The text processing normalizes words (stemming), removes stop words (“the”, “a”, “is”), and records the position of each word. This is what makes it smarter than LIKE.

Setting It Up

-- Add a tsvector column (or compute it on the fly)
ALTER TABLE articles ADD COLUMN search_vector tsvector;

-- Populate it from title and body
UPDATE articles SET search_vector =
    to_tsvector('english', title || ' ' || body);

-- Create a GIN index on it
CREATE INDEX idx_articles_search ON articles USING gin(search_vector);

-- Keep it updated with a trigger
CREATE TRIGGER articles_search_update
BEFORE INSERT OR UPDATE ON articles
FOR EACH ROW EXECUTE FUNCTION
    tsvector_update_trigger(search_vector, 'pg_catalog.english', title, body);

Querying

-- Basic search
SELECT title FROM articles
WHERE search_vector @@ to_tsquery('english', 'database & optimization');

-- Search with ranking (most relevant first)
SELECT title, ts_rank(search_vector, query) as rank
FROM articles, to_tsquery('english', 'database & optimization') query
WHERE search_vector @@ query
ORDER BY rank DESC;

-- Phrase search (words must be adjacent)
SELECT title FROM articles
WHERE search_vector @@ phraseto_tsquery('english', 'query optimization');

-- Prefix matching (autocomplete)
SELECT title FROM articles
WHERE search_vector @@ to_tsquery('english', 'post:*');
-- Matches "postgres", "postgresql", "posting", etc.

Full-Text Search Pipeline

Raw Text
"The foxes jumped"

→

Tokenize
["The","foxes","jumped"]

→

Remove Stop Words
["foxes","jumped"]

→

Stem
["fox","jump"]

→

tsvector
'fox':1 'jump':2

MySQL Full-Text Search

MySQL’s approach is different but simpler to set up:

-- Create a FULLTEXT index
CREATE FULLTEXT INDEX idx_articles_ft ON articles(title, body);

-- Natural language mode (default — ranked by relevance)
SELECT title, MATCH(title, body) AGAINST('database optimization') as score
FROM articles
WHERE MATCH(title, body) AGAINST('database optimization');

-- Boolean mode (AND, OR, NOT operators)
SELECT title FROM articles
WHERE MATCH(title, body) AGAINST('+database -mysql +optimization' IN BOOLEAN MODE);
-- + means must include, - means must exclude

-- With query expansion (finds related terms)
SELECT title FROM articles
WHERE MATCH(title, body) AGAINST('database' WITH QUERY EXPANSION);

When to Use a Dedicated Search Engine

Built-in full-text search works great for many cases. But we should reach for a dedicated search engine like Elasticsearch or Meilisearch when:

We need typo tolerance (“databse” should match “database”)
We need faceted search (filter by category, price range, etc. with counts)
We need instant search / autocomplete with sub-10ms latency
Our search spans multiple tables or even multiple databases
We need custom ranking algorithms (boost newer content, popular items, etc.)
We’re dealing with very high search volume (thousands of queries per second)

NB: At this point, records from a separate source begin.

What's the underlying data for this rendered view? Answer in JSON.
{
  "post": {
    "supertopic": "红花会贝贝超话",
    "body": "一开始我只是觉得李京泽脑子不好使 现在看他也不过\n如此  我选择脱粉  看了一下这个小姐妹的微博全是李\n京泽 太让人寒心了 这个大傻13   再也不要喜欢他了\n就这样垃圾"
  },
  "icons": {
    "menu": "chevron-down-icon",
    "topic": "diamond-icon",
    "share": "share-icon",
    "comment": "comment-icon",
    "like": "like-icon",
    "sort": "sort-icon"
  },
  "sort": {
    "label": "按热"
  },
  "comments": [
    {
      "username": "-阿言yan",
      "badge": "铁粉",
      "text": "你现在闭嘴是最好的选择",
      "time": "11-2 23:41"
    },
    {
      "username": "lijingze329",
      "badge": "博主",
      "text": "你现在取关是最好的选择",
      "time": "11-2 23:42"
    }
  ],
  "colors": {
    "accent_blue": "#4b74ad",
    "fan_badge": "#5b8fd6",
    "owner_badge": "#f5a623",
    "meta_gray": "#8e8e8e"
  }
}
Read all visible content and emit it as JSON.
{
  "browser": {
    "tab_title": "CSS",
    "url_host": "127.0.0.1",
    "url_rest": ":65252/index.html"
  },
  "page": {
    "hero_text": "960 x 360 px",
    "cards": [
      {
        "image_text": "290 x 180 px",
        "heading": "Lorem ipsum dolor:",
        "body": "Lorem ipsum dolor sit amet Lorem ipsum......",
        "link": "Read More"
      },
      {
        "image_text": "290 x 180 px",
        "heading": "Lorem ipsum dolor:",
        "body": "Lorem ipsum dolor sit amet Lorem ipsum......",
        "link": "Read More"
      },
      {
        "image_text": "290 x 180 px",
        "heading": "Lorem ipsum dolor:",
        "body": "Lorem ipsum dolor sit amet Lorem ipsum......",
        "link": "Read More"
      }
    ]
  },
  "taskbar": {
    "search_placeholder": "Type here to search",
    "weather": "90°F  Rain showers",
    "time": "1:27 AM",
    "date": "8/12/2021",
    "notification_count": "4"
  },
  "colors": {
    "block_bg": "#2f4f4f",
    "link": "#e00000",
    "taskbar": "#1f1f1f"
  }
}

For a blog or documentation site? PostgreSQL’s full-text search is more than enough. For an e-commerce product search or a search-heavy app? Consider Elasticsearch or Meilisearch.

Quick Comparison

Feature	LIKE	PostgreSQL FTS	MySQL FULLTEXT	Elasticsearch
Stemming	No	Yes	Yes	Yes
Ranking	No	Yes	Yes	Yes (advanced)
Typo tolerance	No	No	No	Yes
Faceted search	No	No	No	Yes
Index support	Prefix only	GIN	FULLTEXT	Inverted index
Setup complexity	None	Low	Low	High

In simple language, if we need to search text in a database, step up from LIKE to the database’s built-in full-text search. It understands language, it’s indexable, and it ranks results. Only bring in Elasticsearch when we need features the database can’t provide.